Wow, July is here. Apologies for no Refill last week. Some weeks that just has to happen! Anyway, here’s your seven up…
1) Act to Stop Europe’s most extreme abortion law being introduced to England and Wales – Most babies survive outside the womb at 28 weeks. Only 1% of women support the relaxation of abortion limits from its current 24 weeks. 70% of women want a tightening of limit. 59% want it at 16 weeks. The most common limit in the EU is 12 weeks. It’s not too late to contact your MP on Sunday night or Monday morning to ask them to oppose sex-selective abortion upto 28 weeks as part of an extreme amendment to the Domestic Abuse Bill. This Right to Life site has made it really easy to do so using the link above.
2) Shepherding: The Work & Character of a Pastor – I often appreciate these online journals from 9Marks. This seems a ‘good-un’, focusing specifically on the work & character of the pastor. Have only so far had a look at David Mathis’ article ‘Drinking from the Fountain of Mirth‘, which was refreshing.
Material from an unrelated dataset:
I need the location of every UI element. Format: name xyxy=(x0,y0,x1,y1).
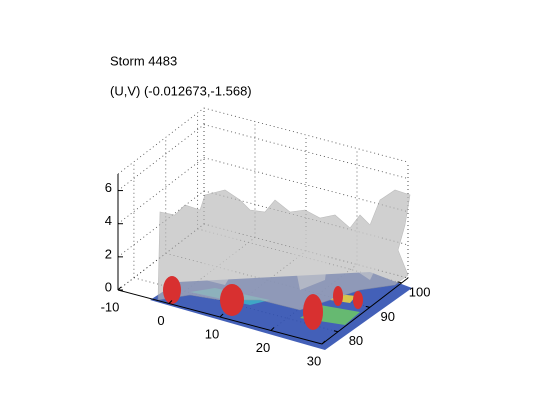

3) National Parliamentary Prayer Breakfast 2020 – Catch up on this week’s PPB – normally taking place with hundreds gathering in Westminster, but this time gathering online. Appreciated Bishop Graham Tomlin’s words and orders led by various Christian MPs. Worth sharing with your local MP, if you haven’t already.
4) We Have A Lamb – This is stunning from Phil Moore, Glen Scrivener & friends. Share away!
5) Crosslinks Online Summer Meeting – This is a great opportunity to listen and learn from Christians around the world as they reflect on how suffering and hardship strengthens faith and advances the gospel. Crosslinks is an international mission society working principally within the worldwide Anglican Communion.
6) Re-Opening Church Buildings – Bit of a collection here. Carey Nieuwhof in the US asks ‘Should You Close Your Church Building After Re-Opening It?‘ and suggests perhaps ‘yes’. Johannes Mueller reflects on two months of being back in church buildings in Germany with ‘Thoughts on worshipping after the Lockdown‘. Meanwhile, Premier Christianity picked up on why some Christian leaders are taking legal action against the British Government’s response to Coronavirus in regard to Christian public worship. John Stevens responds by explaining why he doesn’t think the restrictions have been a ‘a Fundamental Breach Of Our Religious Liberty?
7) Keeping the faith: religion in the UK amid coronavirus – For something a bit different, this is an interesting photo essay of different religious practice across the UK through lockdown.